Edit: In response to Vlad's suggestion, I'll post the problem's details: There are 2 light sources, each emitting light as a sinusoidal wave: E1 = E0*sin(omega1*time+phi01) E2 = E0*sin(omega2*time+phi02) we consider omega1=omega2=omega=2*PI/T and phi01=phi02=phi0 for simplicity by considering x1 to be the distance from the first source of a point on the plane, the intensity of the light in that point is Ep1 = E0*sin(omega*time - 2*PI*x1/lambda + phi0) where lambda = speed of light * T (period of oscillation) Considering both light sources on the plane, the formula becomes Ep = 2*E0*cos(PI*(x2-x1)/lambda)sin(omegatime - PI*(x2-x1)/lambda + phi0) and from that we could make out that the intensity of the light is maximum when (x2-x1)/lambda = (2*k) * PI/2 and minimum when (x2-x1)/lambda = (2*k+1) * PI/2 and varies in between, where k is an integer

For a given moment of time, given the coordinates of the light sources, and for a known lambda and E0, we had to make a program to draw how the light looks IMHO i think i optimized the problem as much as it could be done...

Answer 1

Interference patterns are fun, aren't they?

So, first off this is going to be minor because running this program as-is on my laptop takes a mere twelve and a half seconds.

But let's see what can be done about doing the first bit through numpy array operations, shall we?

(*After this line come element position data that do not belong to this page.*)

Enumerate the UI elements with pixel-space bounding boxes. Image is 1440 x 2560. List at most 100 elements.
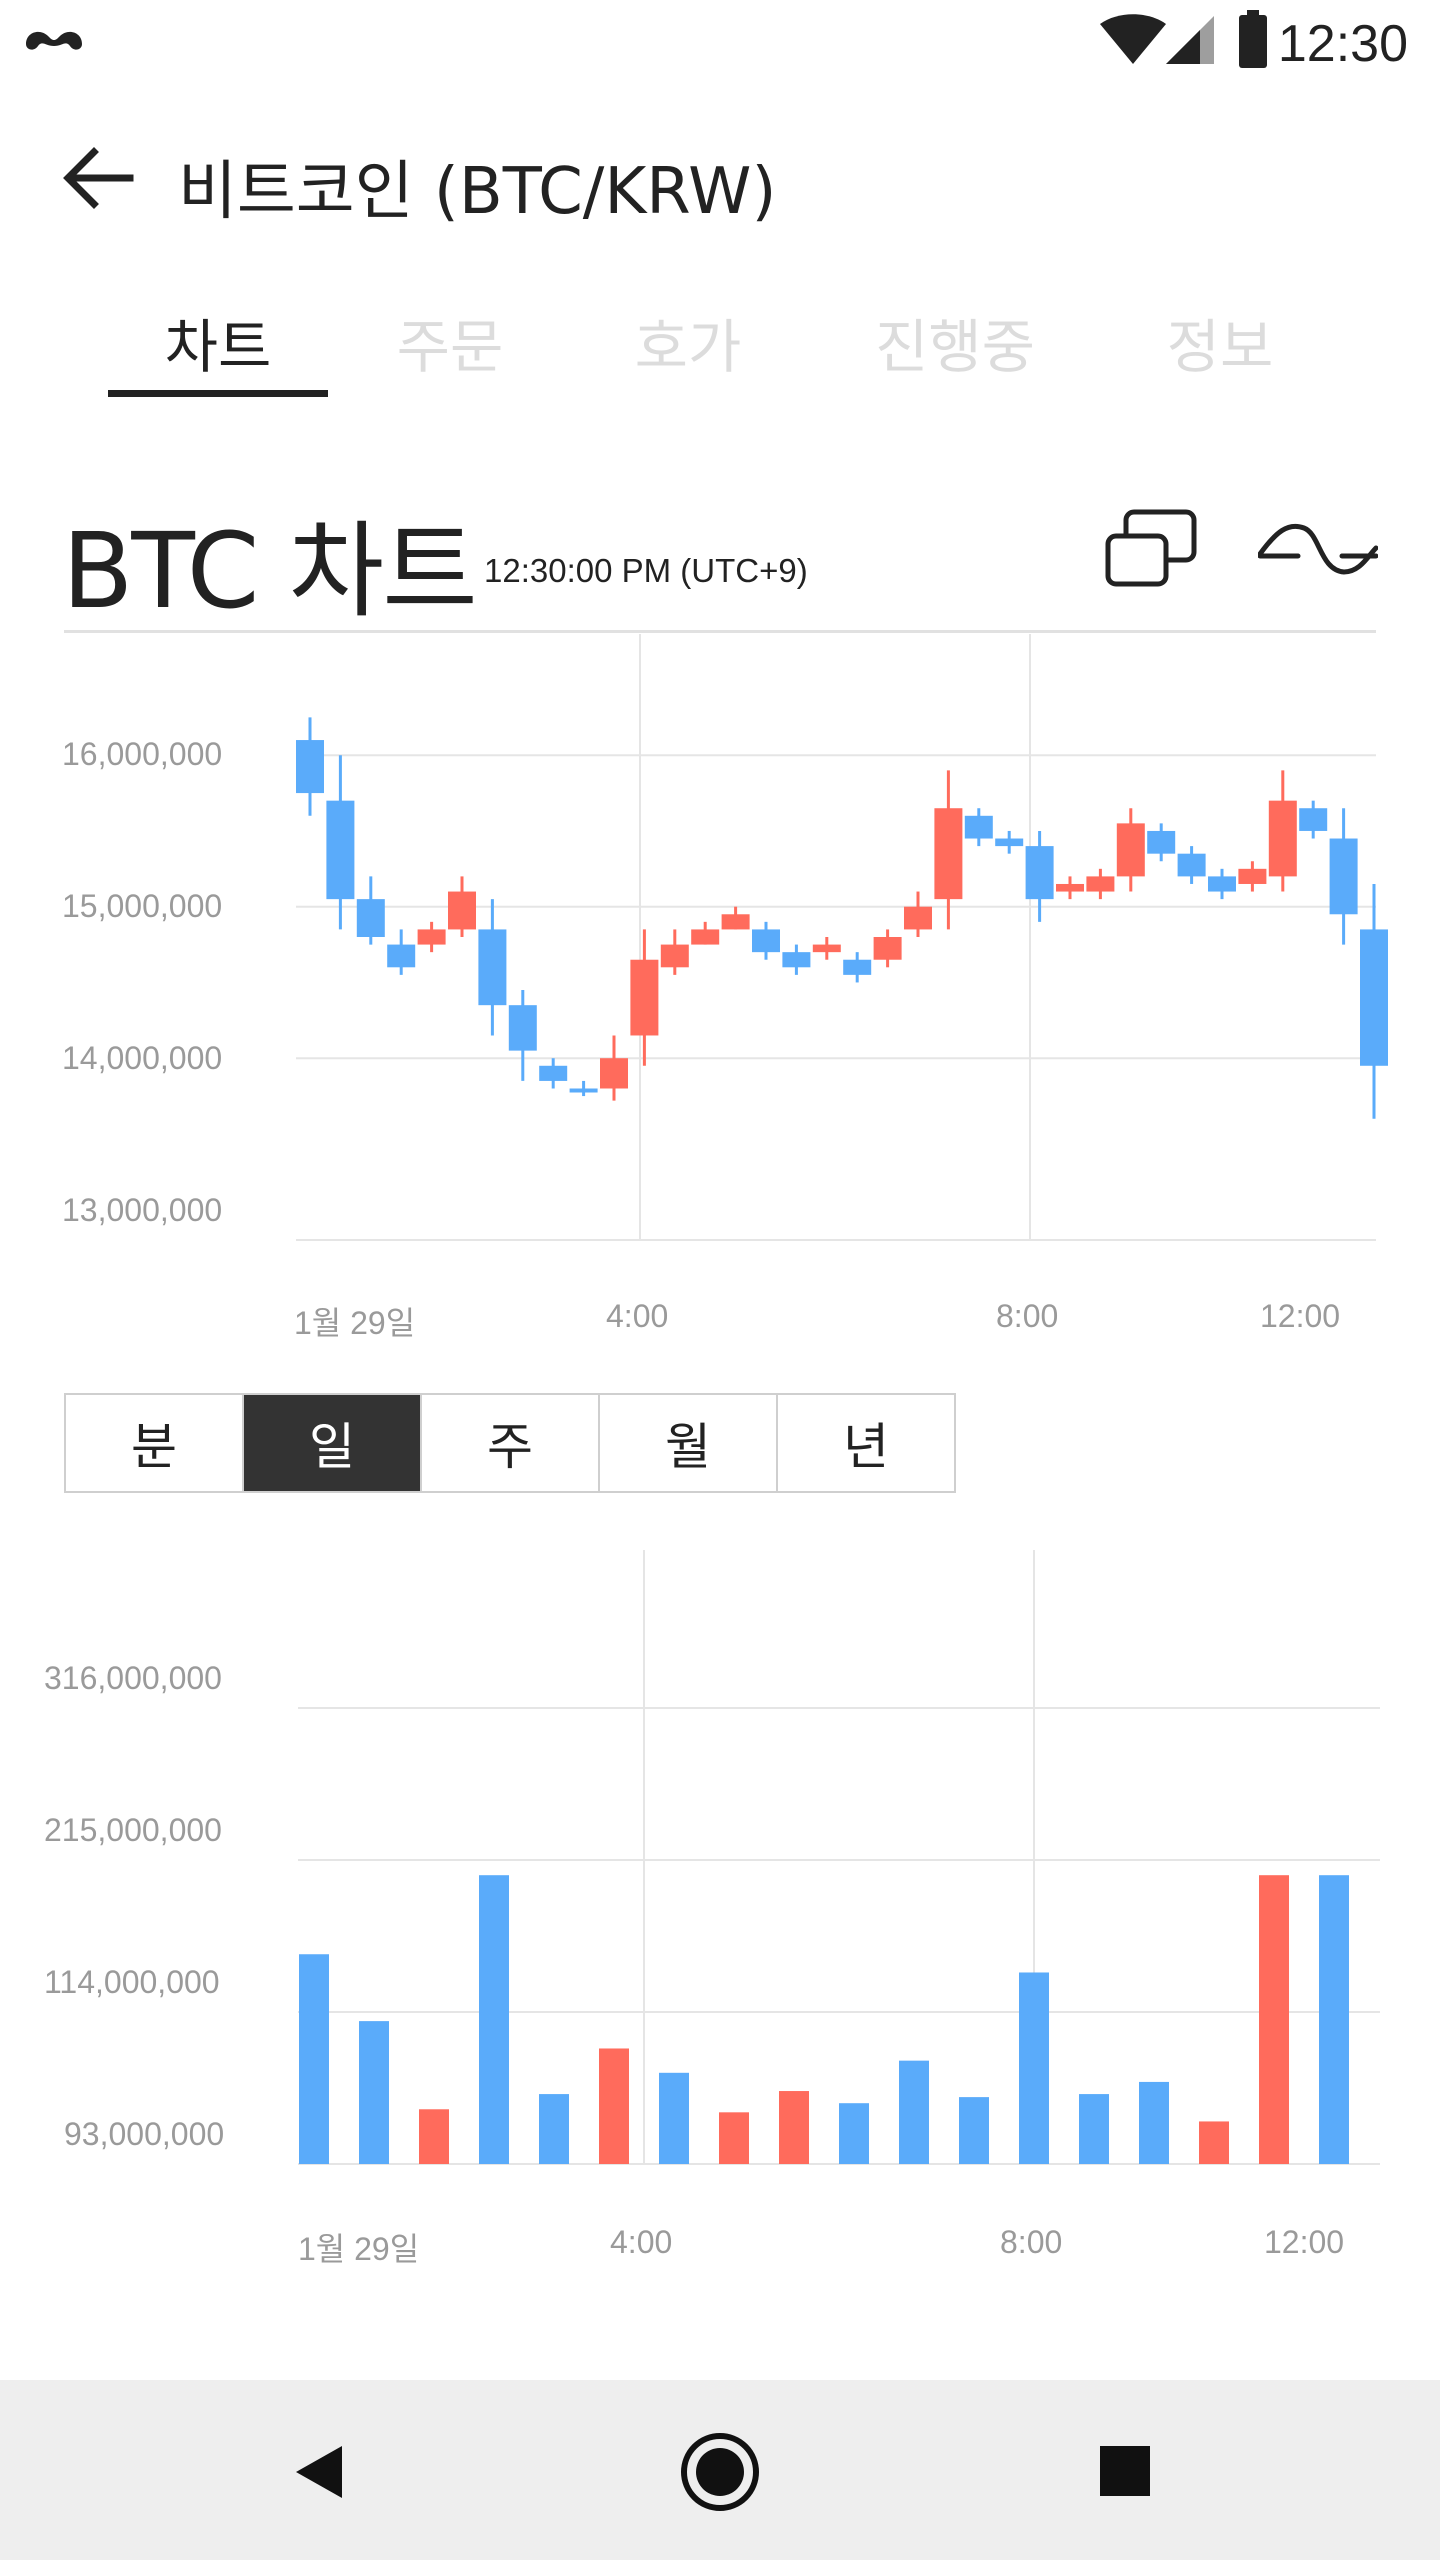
volume-bar (599, 2048, 629, 2164)
wave-icon[interactable] (1258, 512, 1378, 582)
tab-active-indicator (108, 390, 328, 397)
volume-bar (1079, 2094, 1109, 2164)
tab-order[interactable]: 주문 (396, 313, 504, 381)
candle-body (1177, 853, 1206, 877)
candle-body (995, 838, 1024, 847)
candle-body (296, 740, 324, 794)
status-bar: 12:30 (0, 0, 1440, 84)
back-arrow-icon[interactable] (62, 146, 134, 210)
candle-body (326, 800, 355, 900)
time-axis-tick: 8:00 (1000, 2224, 1063, 2260)
volume-axis-tick: 93,000,000 (64, 2116, 225, 2152)
period-year-button[interactable]: 년 (843, 1418, 889, 1476)
volume-bar (1259, 1875, 1289, 2164)
period-month-button[interactable]: 월 (600, 1395, 778, 1491)
candle-body (448, 891, 476, 930)
candle-body (904, 906, 932, 930)
signal-icon (1166, 16, 1214, 64)
tab-chart[interactable]: 차트 (164, 313, 272, 381)
volume-plot (298, 1550, 1380, 2165)
volume-bar (1199, 2121, 1229, 2164)
volume-bar (719, 2112, 749, 2164)
volume-bar (959, 2097, 989, 2164)
candle-body (752, 929, 780, 953)
back-triangle-icon[interactable] (292, 2444, 344, 2500)
price-axis-tick: 13,000,000 (62, 1192, 223, 1228)
tab-info[interactable]: 정보 (1166, 313, 1274, 381)
windows-icon[interactable] (1104, 508, 1198, 590)
page-title: 비트코인 (BTC/KRW) (178, 155, 777, 229)
period-minute-button[interactable]: 분 (66, 1395, 244, 1491)
candle-body (1147, 830, 1176, 854)
period-selector: 분 일 주 월 년 (64, 1393, 956, 1493)
volume-bar (539, 2094, 569, 2164)
time-axis-tick: 12:00 (1260, 1298, 1341, 1334)
candle-body (1268, 800, 1297, 877)
volume-bar (419, 2109, 449, 2164)
candle-body (1025, 846, 1054, 900)
volume-chart[interactable]: 316,000,000 215,000,000 114,000,000 93,0… (0, 1550, 1440, 2270)
time-axis-tick: 4:00 (606, 1298, 669, 1334)
candle-body (691, 929, 720, 945)
candle-body (1056, 883, 1084, 892)
candle-body (508, 1005, 537, 1051)
candle-body (1116, 823, 1145, 877)
chart-divider (64, 630, 1376, 633)
period-day-button[interactable]: 일 (244, 1395, 422, 1491)
time-axis-tick: 8:00 (996, 1298, 1059, 1334)
volume-bar (359, 2021, 389, 2164)
mustache-icon (26, 31, 82, 50)
candle-body (478, 929, 507, 1006)
candle-body (660, 944, 689, 968)
candle-body (1238, 868, 1267, 884)
volume-bar (1019, 1972, 1049, 2164)
navigation-bar (0, 2380, 1440, 2560)
volume-bar (839, 2103, 869, 2164)
chart-title: BTC 차트 (62, 510, 478, 632)
volume-bar (1139, 2081, 1169, 2164)
volume-bar (299, 1954, 329, 2164)
volume-bar (479, 1875, 509, 2164)
candle-body (600, 1058, 628, 1089)
volume-axis-tick: 114,000,000 (44, 1964, 220, 2000)
candle-body (356, 899, 385, 937)
tab-in-progress[interactable]: 진행중 (874, 313, 1036, 381)
price-chart[interactable]: 16,000,000 15,000,000 14,000,000 13,000,… (0, 634, 1440, 1354)
chart-timestamp: 12:30:00 PM (UTC+9) (484, 552, 808, 589)
candle-body (630, 959, 659, 1036)
home-icon[interactable] (678, 2430, 762, 2514)
candle-body (387, 944, 416, 968)
candle-body (1329, 838, 1358, 915)
battery-icon (1239, 10, 1267, 68)
candlestick-plot (296, 634, 1388, 1241)
wifi-icon (1100, 14, 1166, 64)
time-axis-tick: 1월 29일 (298, 2231, 420, 2267)
candle-body (782, 952, 811, 968)
status-time: 12:30 (1277, 15, 1408, 73)
volume-bar (1319, 1875, 1349, 2164)
volume-axis-tick: 215,000,000 (44, 1812, 222, 1848)
candle-body (539, 1065, 568, 1081)
candle-body (569, 1088, 598, 1093)
time-axis-tick: 1월 29일 (294, 1305, 416, 1341)
time-axis-tick: 12:00 (1264, 2224, 1345, 2260)
price-axis-tick: 14,000,000 (62, 1040, 223, 1076)
recents-square-icon[interactable] (1098, 2444, 1152, 2498)
period-week-button[interactable]: 주 (422, 1395, 600, 1491)
tab-orderbook[interactable]: 호가 (634, 313, 742, 381)
volume-bar (659, 2072, 689, 2164)
volume-bar (899, 2060, 929, 2164)
price-axis-tick: 15,000,000 (62, 888, 223, 924)
candle-body (721, 914, 750, 930)
candle-body (1299, 808, 1328, 831)
candle-body (964, 815, 993, 839)
candle-body (1208, 876, 1236, 892)
time-axis-tick: 4:00 (610, 2224, 673, 2260)
volume-axis-tick: 316,000,000 (44, 1660, 222, 1696)
candle-body (1360, 929, 1388, 1066)
price-axis-tick: 16,000,000 (62, 736, 223, 772)
volume-bar (779, 2091, 809, 2164)
candle-body (843, 959, 872, 975)
candle-body (1086, 876, 1115, 892)
candle-body (812, 944, 841, 953)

We have basically that you want:

arr[i][j] = abs(hypot(i-s1x,j-s1y) - hypot(i-s2x,j-s2y))

For all i and j.

So, since numpy has a hypot function that works on numpy arrays, let's use that. Our first challenge is to get an array of the right size with every element equal to i and another with every element equal to j. But this isn't too hard; in fact, an answer below points my at the wonderful numpy.mgrid which I didn't know about before that does just this:

array_i,array_j = np.mgrid[0:width,0:height]

There is the slight matter of making your (width, height)-sized array into (width,height,3) to be compatible with your image-generation statements, but that's pretty easy to do:

arr = (arr * np.ones((3,1,1))).transpose(1,2,0)

Then we plug this into your program, and let things be done by array operations:

import math, array
import numpy as np
from PIL import Image

size = (800,800)
width, height = size

s1x = width * 1./8
s1y = height * 1./8
s2x = width * 7./8
s2y = height * 7./8

r,g,b = (255,255,255)

array_i,array_j = np.mgrid[0:width,0:height]

arr = np.abs(np.hypot(array_i-s1x, array_j-s1y) -
             np.hypot(array_i-s2x, array_j-s2y))

arr = (arr * np.ones((3,1,1))).transpose(1,2,0)

arr2 = np.zeros((width,height,3),dtype="uint8")
for ld in [200,116,100,84,68,52,36,20,8,4,2]:
    print 'now computing image for ld = '+str(ld)
    # Rest as before

And the new time is... 8.2 seconds. So you save maybe four whole seconds. On the other hand, that's almost exclusively in the image generation stages now, so maybe you can tighten them up by only generating the images you want.